Concerns remain even if markets think central banks are almost done raising rates

Recession risk is increasing with stubborn inflation, says chief economist

We may have passed the first quarter of 2023, but some experts still think there’s a rising risk of recession during the coming year.  

“We are inclined to think that the risk has gone up somewhat,” Eric Lascelles, the chief economist for RBC Global Asset Management (GAM) said.

“Whereas the risk of a U.S. recession over the coming year was at around 70% a few months ago, perhaps it is now up to an 80% chance. A soft landing remains technically possible, but it is harder to achieve than before.”

Lascelles made his prediction after weighing recent developments that pushed in different directions. On the one hand, ongoing economic resilience argued that the risk of recession is falling. But, then, the financial stress and insufficiently cooperative inflation – and the need to tame it with monetary policy – convinced him that the recession risk is still rising and something to be aware of.

In reviewing the landscape, Lascelles noted that inflation is remaining stubborn. While It continues to descend from its peak, the rate of improvement has slowed in recent months.

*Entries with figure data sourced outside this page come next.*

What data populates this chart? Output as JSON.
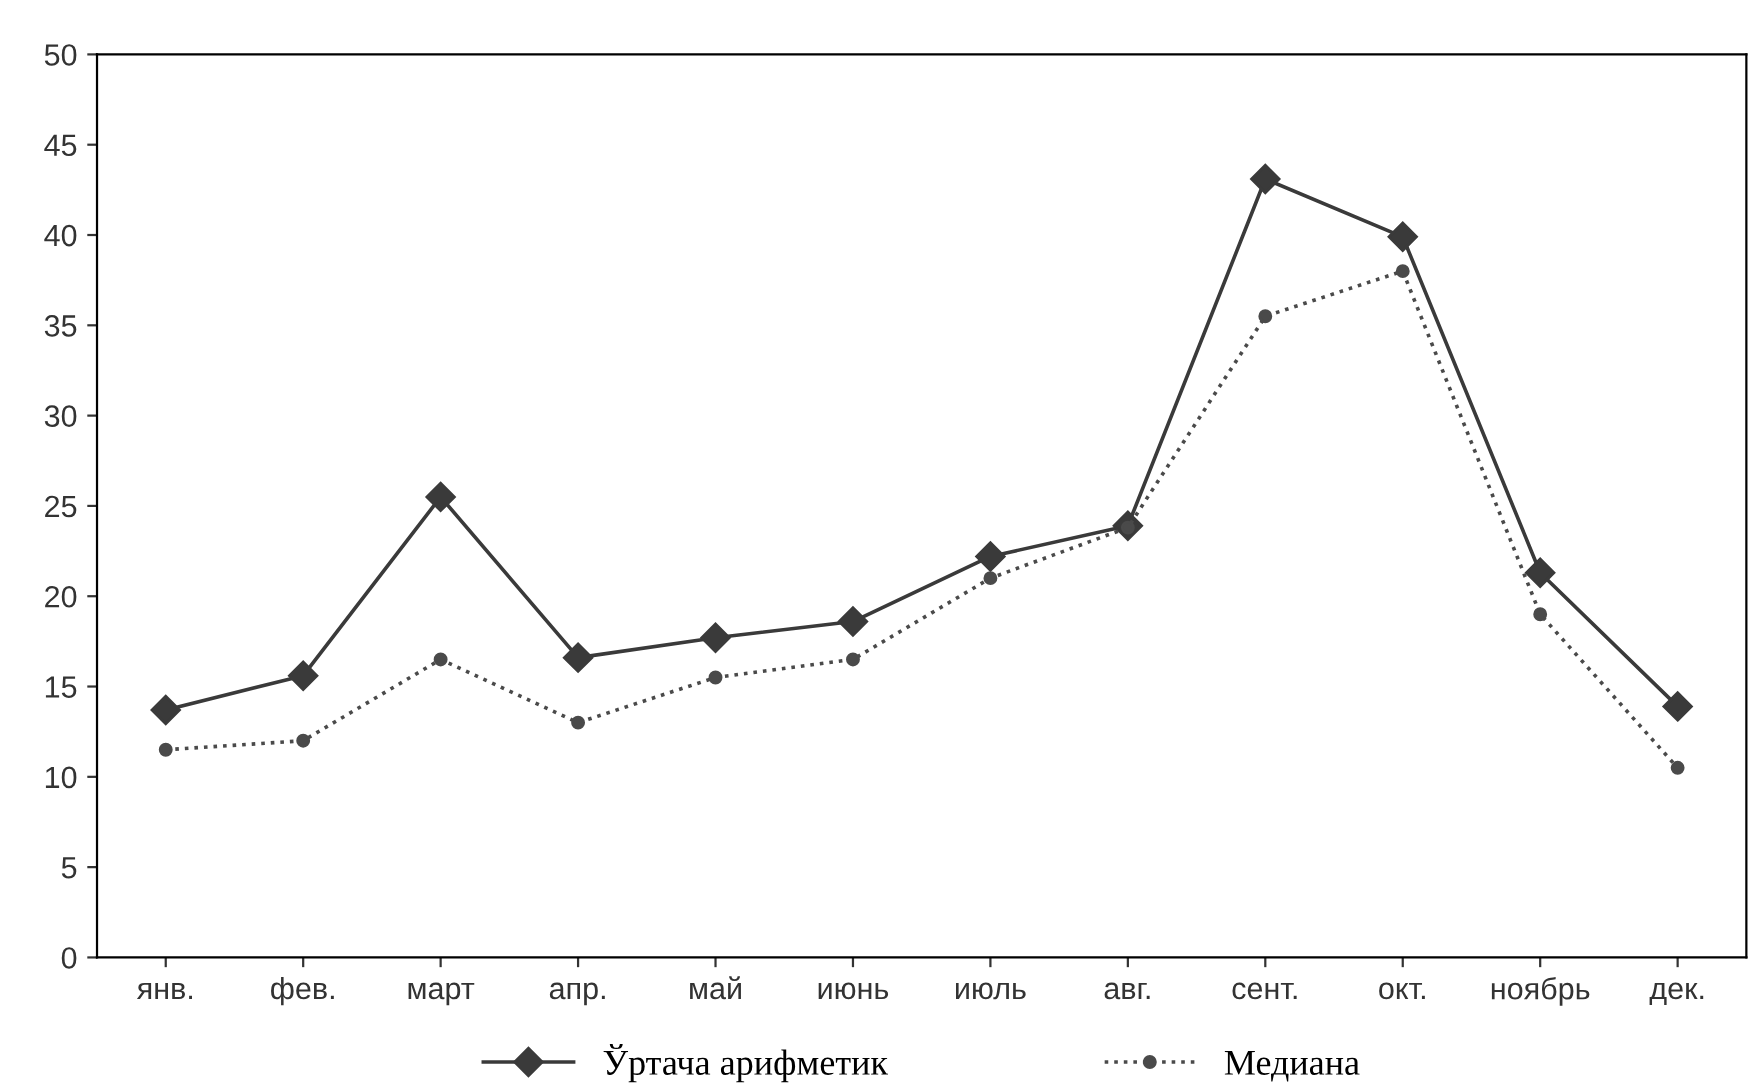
{
  "chart_data": {
    "type": "line",
    "categories": [
      "янв.",
      "фев.",
      "март",
      "апр.",
      "май",
      "июнь",
      "июль",
      "авг.",
      "сент.",
      "окт.",
      "ноябрь",
      "дек."
    ],
    "series": [
      {
        "name": "Ўртача арифметик",
        "color": "#3a3a3a",
        "marker": "diamond",
        "line_style": "solid",
        "values": [
          13.7,
          15.6,
          25.5,
          16.6,
          17.7,
          18.6,
          22.2,
          23.9,
          43.1,
          39.9,
          21.3,
          13.9
        ]
      },
      {
        "name": "Медиана",
        "color": "#4a4a4a",
        "marker": "circle",
        "line_style": "dotted",
        "values": [
          11.5,
          12.0,
          16.5,
          13.0,
          15.5,
          16.5,
          21.0,
          23.8,
          35.5,
          38.0,
          19.0,
          10.5
        ]
      }
    ],
    "ylim": [
      0,
      50
    ],
    "yticks": [
      0,
      5,
      10,
      15,
      20,
      25,
      30,
      35,
      40,
      45,
      50
    ],
    "grid": false,
    "legend": "bottom"
  }
}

In February, the U.S. Consumer Price Index (CPI) fell to 6.0% from 6.4% year over year. Core inflation declined to 5.5% from 5.6% year over year, but headline core prices rose by 0.4% and 0.5% from the previous month. While that was an improvement from last spring, it still impacted fuel, transportation, housing, and food and beverages, so annualized to inflation in the realm of 5-6% rather than the central banks’ desired 2%.

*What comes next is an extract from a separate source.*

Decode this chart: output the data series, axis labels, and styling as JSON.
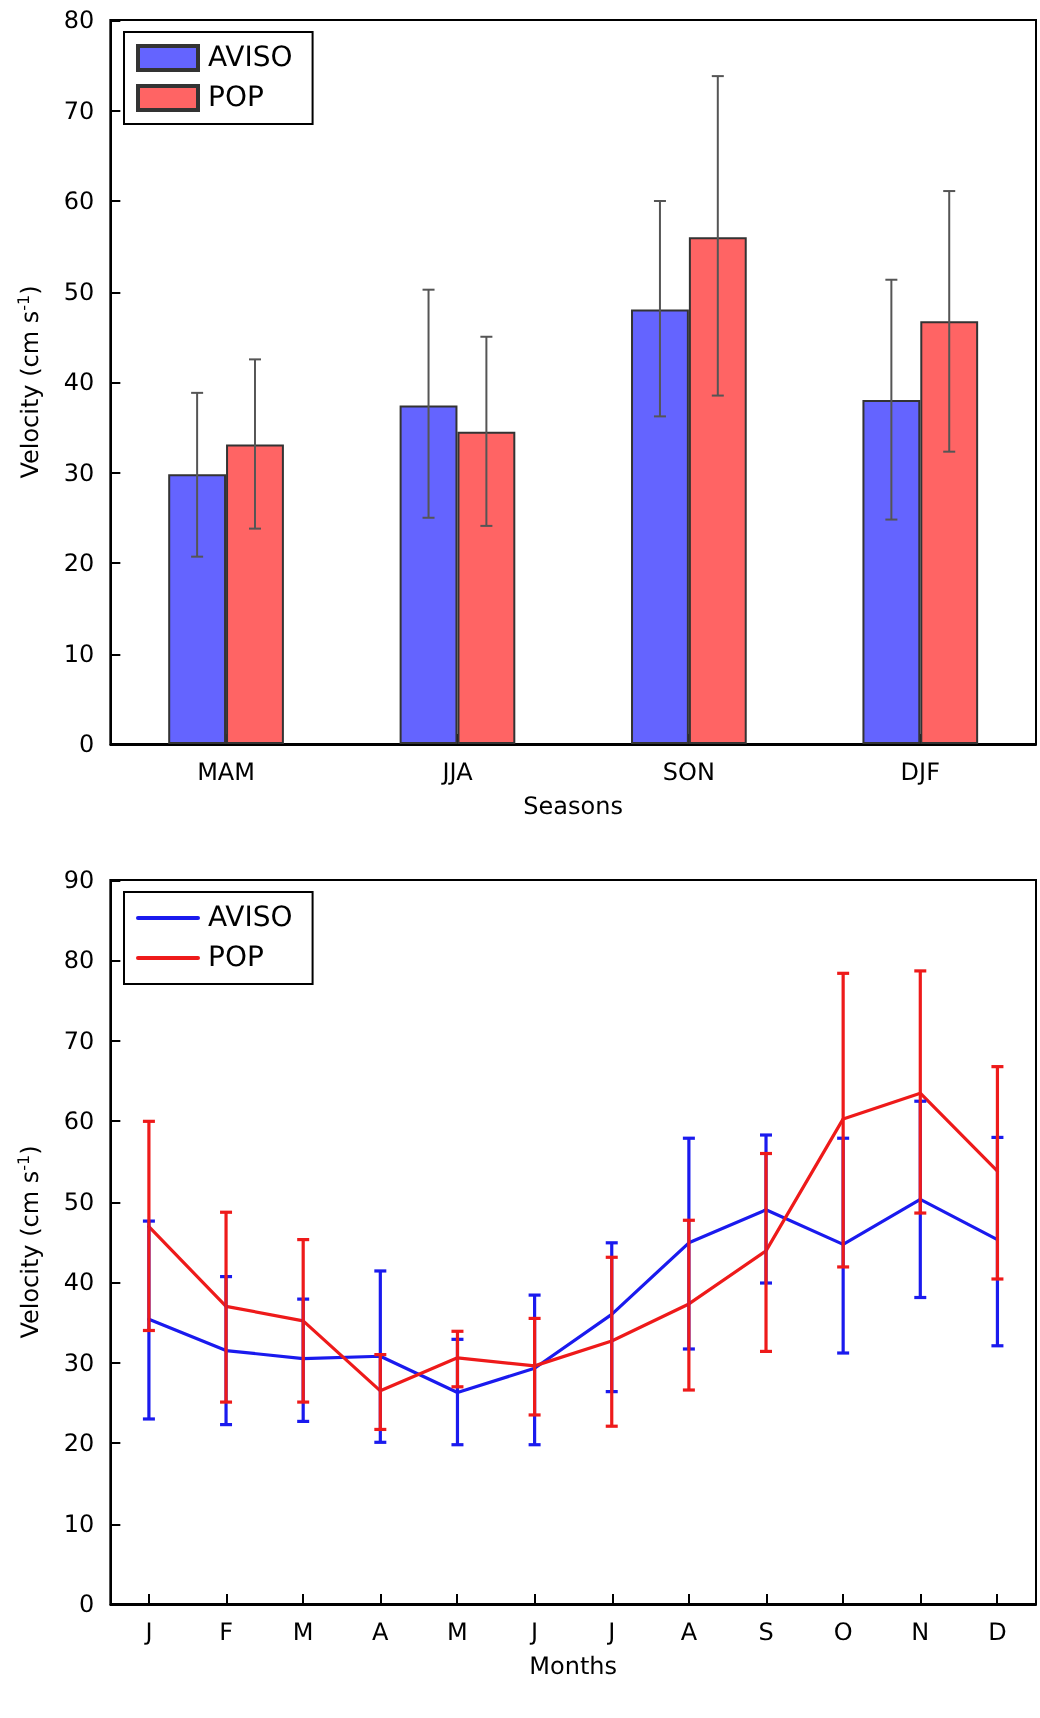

Meanwhile, Lascelles noted that outside of the U.S., the recent inflation deceleration has been less favourable than in late 2022. While Canadian inflation may have fallen to 5.2% from 5.9% year-over-year in February, the monthly change was still up .4% month over month. The situation remains similar to the U.S., including the fact that good inflation is cooperating while service inflation is much more resistant to decline.

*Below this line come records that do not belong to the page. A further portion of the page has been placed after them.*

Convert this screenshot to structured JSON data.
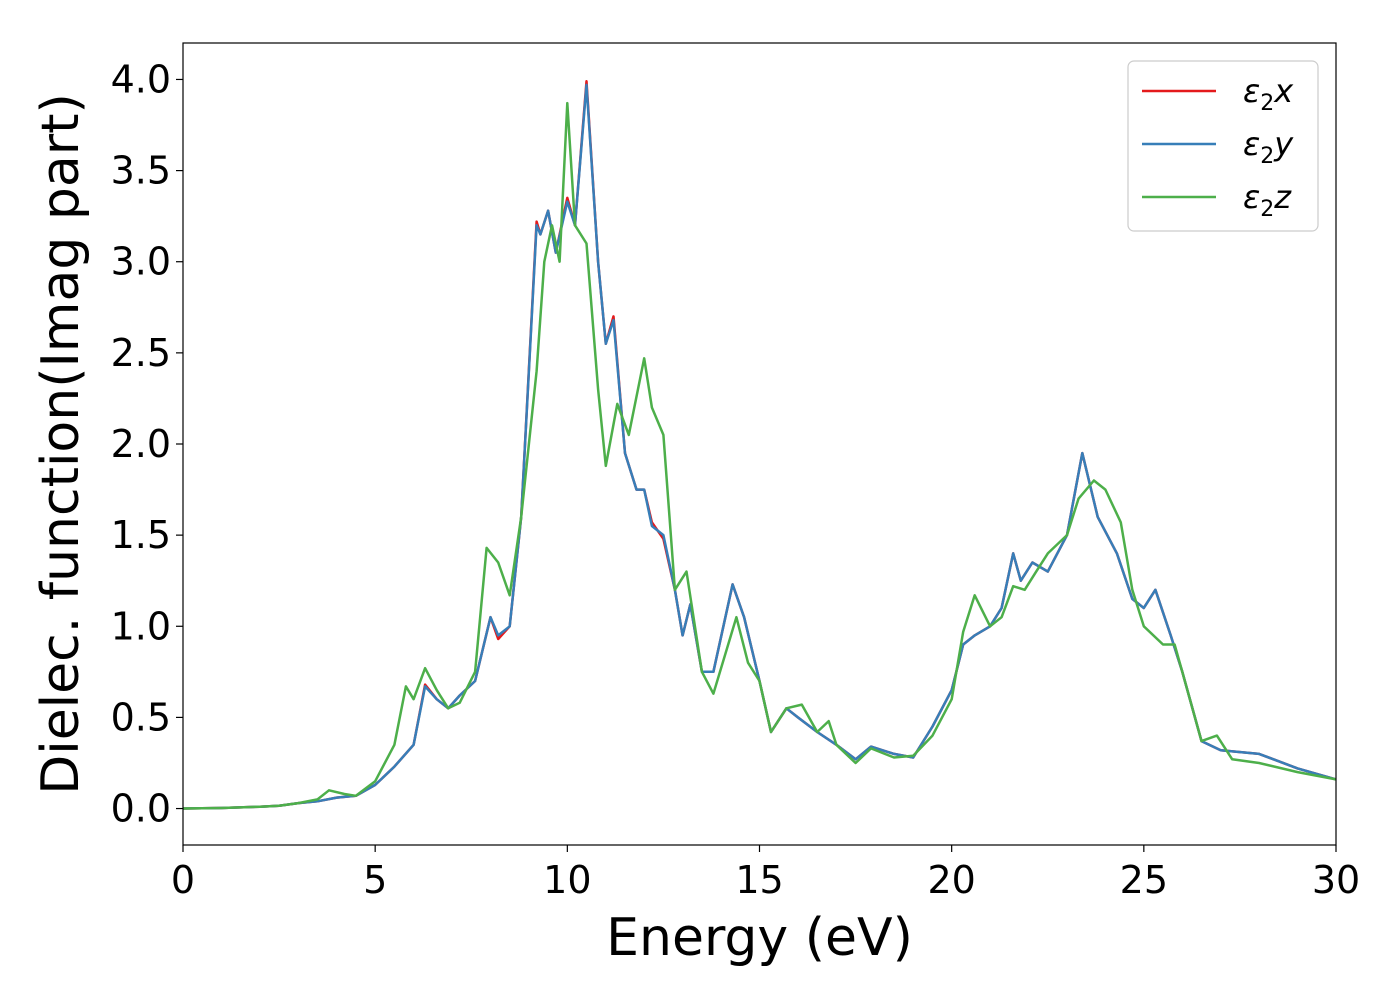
{
  "chart_data": {
    "type": "line",
    "xlabel": "Energy (eV)",
    "ylabel": "Dielec. function(Imag part)",
    "xlim": [
      0,
      30
    ],
    "ylim": [
      -0.2,
      4.2
    ],
    "xticks": [
      0,
      5,
      10,
      15,
      20,
      25,
      30
    ],
    "xtick_labels": [
      "0",
      "5",
      "10",
      "15",
      "20",
      "25",
      "30"
    ],
    "yticks": [
      0.0,
      0.5,
      1.0,
      1.5,
      2.0,
      2.5,
      3.0,
      3.5,
      4.0
    ],
    "ytick_labels": [
      "0.0",
      "0.5",
      "1.0",
      "1.5",
      "2.0",
      "2.5",
      "3.0",
      "3.5",
      "4.0"
    ],
    "grid": false,
    "legend_position": "top-right",
    "series": [
      {
        "name": "ε2x",
        "legend_base": "ε",
        "legend_sub": "2",
        "legend_suffix": "x",
        "color": "#e41a1c",
        "points": [
          [
            0,
            0.0
          ],
          [
            1,
            0.003
          ],
          [
            2,
            0.01
          ],
          [
            2.5,
            0.015
          ],
          [
            3,
            0.03
          ],
          [
            3.5,
            0.04
          ],
          [
            4,
            0.06
          ],
          [
            4.5,
            0.07
          ],
          [
            5,
            0.13
          ],
          [
            5.5,
            0.23
          ],
          [
            6,
            0.35
          ],
          [
            6.3,
            0.68
          ],
          [
            6.6,
            0.6
          ],
          [
            6.9,
            0.55
          ],
          [
            7.2,
            0.62
          ],
          [
            7.6,
            0.7
          ],
          [
            8,
            1.05
          ],
          [
            8.2,
            0.93
          ],
          [
            8.5,
            1.0
          ],
          [
            8.8,
            1.6
          ],
          [
            9.2,
            3.22
          ],
          [
            9.3,
            3.15
          ],
          [
            9.5,
            3.28
          ],
          [
            9.7,
            3.05
          ],
          [
            10,
            3.35
          ],
          [
            10.2,
            3.2
          ],
          [
            10.5,
            3.99
          ],
          [
            10.8,
            3.0
          ],
          [
            11,
            2.55
          ],
          [
            11.2,
            2.7
          ],
          [
            11.5,
            1.95
          ],
          [
            11.8,
            1.75
          ],
          [
            12,
            1.75
          ],
          [
            12.2,
            1.57
          ],
          [
            12.5,
            1.48
          ],
          [
            12.8,
            1.2
          ],
          [
            13,
            0.95
          ],
          [
            13.2,
            1.12
          ],
          [
            13.5,
            0.75
          ],
          [
            13.8,
            0.75
          ],
          [
            14.3,
            1.23
          ],
          [
            14.6,
            1.05
          ],
          [
            15,
            0.7
          ],
          [
            15.3,
            0.42
          ],
          [
            15.7,
            0.55
          ],
          [
            16,
            0.5
          ],
          [
            16.5,
            0.42
          ],
          [
            17,
            0.35
          ],
          [
            17.5,
            0.27
          ],
          [
            17.9,
            0.34
          ],
          [
            18.5,
            0.3
          ],
          [
            19,
            0.28
          ],
          [
            19.5,
            0.45
          ],
          [
            20,
            0.65
          ],
          [
            20.3,
            0.9
          ],
          [
            20.6,
            0.95
          ],
          [
            21,
            1.0
          ],
          [
            21.3,
            1.1
          ],
          [
            21.6,
            1.4
          ],
          [
            21.8,
            1.25
          ],
          [
            22.1,
            1.35
          ],
          [
            22.5,
            1.3
          ],
          [
            23,
            1.5
          ],
          [
            23.4,
            1.95
          ],
          [
            23.8,
            1.6
          ],
          [
            24.3,
            1.4
          ],
          [
            24.7,
            1.15
          ],
          [
            25,
            1.1
          ],
          [
            25.3,
            1.2
          ],
          [
            25.7,
            0.95
          ],
          [
            26,
            0.75
          ],
          [
            26.5,
            0.37
          ],
          [
            27,
            0.32
          ],
          [
            28,
            0.3
          ],
          [
            29,
            0.22
          ],
          [
            30,
            0.16
          ]
        ]
      },
      {
        "name": "ε2y",
        "legend_base": "ε",
        "legend_sub": "2",
        "legend_suffix": "y",
        "color": "#377eb8",
        "points": [
          [
            0,
            0.0
          ],
          [
            1,
            0.003
          ],
          [
            2,
            0.01
          ],
          [
            2.5,
            0.015
          ],
          [
            3,
            0.03
          ],
          [
            3.5,
            0.04
          ],
          [
            4,
            0.06
          ],
          [
            4.5,
            0.07
          ],
          [
            5,
            0.13
          ],
          [
            5.5,
            0.23
          ],
          [
            6,
            0.35
          ],
          [
            6.3,
            0.67
          ],
          [
            6.6,
            0.6
          ],
          [
            6.9,
            0.55
          ],
          [
            7.2,
            0.62
          ],
          [
            7.6,
            0.7
          ],
          [
            8,
            1.05
          ],
          [
            8.2,
            0.95
          ],
          [
            8.5,
            1.0
          ],
          [
            8.8,
            1.6
          ],
          [
            9.2,
            3.2
          ],
          [
            9.3,
            3.15
          ],
          [
            9.5,
            3.28
          ],
          [
            9.7,
            3.05
          ],
          [
            10,
            3.33
          ],
          [
            10.2,
            3.2
          ],
          [
            10.5,
            3.97
          ],
          [
            10.8,
            3.0
          ],
          [
            11,
            2.55
          ],
          [
            11.2,
            2.68
          ],
          [
            11.5,
            1.95
          ],
          [
            11.8,
            1.75
          ],
          [
            12,
            1.75
          ],
          [
            12.2,
            1.55
          ],
          [
            12.5,
            1.5
          ],
          [
            12.8,
            1.2
          ],
          [
            13,
            0.95
          ],
          [
            13.2,
            1.12
          ],
          [
            13.5,
            0.75
          ],
          [
            13.8,
            0.75
          ],
          [
            14.3,
            1.23
          ],
          [
            14.6,
            1.05
          ],
          [
            15,
            0.7
          ],
          [
            15.3,
            0.42
          ],
          [
            15.7,
            0.55
          ],
          [
            16,
            0.5
          ],
          [
            16.5,
            0.42
          ],
          [
            17,
            0.35
          ],
          [
            17.5,
            0.27
          ],
          [
            17.9,
            0.34
          ],
          [
            18.5,
            0.3
          ],
          [
            19,
            0.28
          ],
          [
            19.5,
            0.45
          ],
          [
            20,
            0.65
          ],
          [
            20.3,
            0.9
          ],
          [
            20.6,
            0.95
          ],
          [
            21,
            1.0
          ],
          [
            21.3,
            1.1
          ],
          [
            21.6,
            1.4
          ],
          [
            21.8,
            1.25
          ],
          [
            22.1,
            1.35
          ],
          [
            22.5,
            1.3
          ],
          [
            23,
            1.5
          ],
          [
            23.4,
            1.95
          ],
          [
            23.8,
            1.6
          ],
          [
            24.3,
            1.4
          ],
          [
            24.7,
            1.15
          ],
          [
            25,
            1.1
          ],
          [
            25.3,
            1.2
          ],
          [
            25.7,
            0.95
          ],
          [
            26,
            0.75
          ],
          [
            26.5,
            0.37
          ],
          [
            27,
            0.32
          ],
          [
            28,
            0.3
          ],
          [
            29,
            0.22
          ],
          [
            30,
            0.16
          ]
        ]
      },
      {
        "name": "ε2z",
        "legend_base": "ε",
        "legend_sub": "2",
        "legend_suffix": "z",
        "color": "#4daf4a",
        "points": [
          [
            0,
            0.0
          ],
          [
            1,
            0.003
          ],
          [
            2,
            0.01
          ],
          [
            2.5,
            0.015
          ],
          [
            3,
            0.03
          ],
          [
            3.5,
            0.05
          ],
          [
            3.8,
            0.1
          ],
          [
            4.2,
            0.08
          ],
          [
            4.5,
            0.07
          ],
          [
            5,
            0.15
          ],
          [
            5.5,
            0.35
          ],
          [
            5.8,
            0.67
          ],
          [
            6,
            0.6
          ],
          [
            6.3,
            0.77
          ],
          [
            6.6,
            0.65
          ],
          [
            6.9,
            0.55
          ],
          [
            7.2,
            0.58
          ],
          [
            7.6,
            0.75
          ],
          [
            7.9,
            1.43
          ],
          [
            8.2,
            1.35
          ],
          [
            8.5,
            1.17
          ],
          [
            8.8,
            1.6
          ],
          [
            9.2,
            2.4
          ],
          [
            9.4,
            3.0
          ],
          [
            9.6,
            3.2
          ],
          [
            9.8,
            3.0
          ],
          [
            10,
            3.87
          ],
          [
            10.2,
            3.2
          ],
          [
            10.5,
            3.1
          ],
          [
            10.8,
            2.3
          ],
          [
            11,
            1.88
          ],
          [
            11.3,
            2.22
          ],
          [
            11.6,
            2.05
          ],
          [
            12,
            2.47
          ],
          [
            12.2,
            2.2
          ],
          [
            12.5,
            2.05
          ],
          [
            12.8,
            1.2
          ],
          [
            13.1,
            1.3
          ],
          [
            13.5,
            0.75
          ],
          [
            13.8,
            0.63
          ],
          [
            14.4,
            1.05
          ],
          [
            14.7,
            0.8
          ],
          [
            15,
            0.7
          ],
          [
            15.3,
            0.42
          ],
          [
            15.7,
            0.55
          ],
          [
            16.1,
            0.57
          ],
          [
            16.5,
            0.42
          ],
          [
            16.8,
            0.48
          ],
          [
            17,
            0.35
          ],
          [
            17.5,
            0.25
          ],
          [
            17.9,
            0.33
          ],
          [
            18.5,
            0.28
          ],
          [
            19,
            0.29
          ],
          [
            19.5,
            0.4
          ],
          [
            20,
            0.6
          ],
          [
            20.3,
            0.97
          ],
          [
            20.6,
            1.17
          ],
          [
            21,
            1.0
          ],
          [
            21.3,
            1.05
          ],
          [
            21.6,
            1.22
          ],
          [
            21.9,
            1.2
          ],
          [
            22.2,
            1.3
          ],
          [
            22.5,
            1.4
          ],
          [
            23,
            1.5
          ],
          [
            23.3,
            1.7
          ],
          [
            23.7,
            1.8
          ],
          [
            24,
            1.75
          ],
          [
            24.4,
            1.57
          ],
          [
            24.7,
            1.2
          ],
          [
            25,
            1.0
          ],
          [
            25.5,
            0.9
          ],
          [
            25.8,
            0.9
          ],
          [
            26,
            0.75
          ],
          [
            26.5,
            0.37
          ],
          [
            26.9,
            0.4
          ],
          [
            27.3,
            0.27
          ],
          [
            28,
            0.25
          ],
          [
            29,
            0.2
          ],
          [
            30,
            0.16
          ]
        ]
      }
    ]
  }
}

In Europe, meanwhile, the February CPI only decreased slightly – to 8.5% from 8.6% year over year. The monthly change was still a hot +.8% month over month. Meanwhile, in the United Kingdom, the February inflation print actually accelerated to 10.4% from 10.1% year over year.

While much of the global supply chain pressure has resolved and the average hourly wages have been decelerating for awhile, Lascelles noted that inflation-adjusted wages are still in line with the pre-pandemic trend. The central banks’ juggling act to tame inflation without crimping economic activity has become more complicated with the recent banking stresses, but he added that “the markets think these central banks are near the finish line of their rate-raising journey”.

In conclusion, he said, “we wonder whether markets are exaggerating the monetary policy implications of recent banking stress. Those issues can better be addressed on an ad hoc basis, or via bank-targeting liquidity programs and deposit insurance tweaks rather than abandoning the inflation-fighting process altogether.”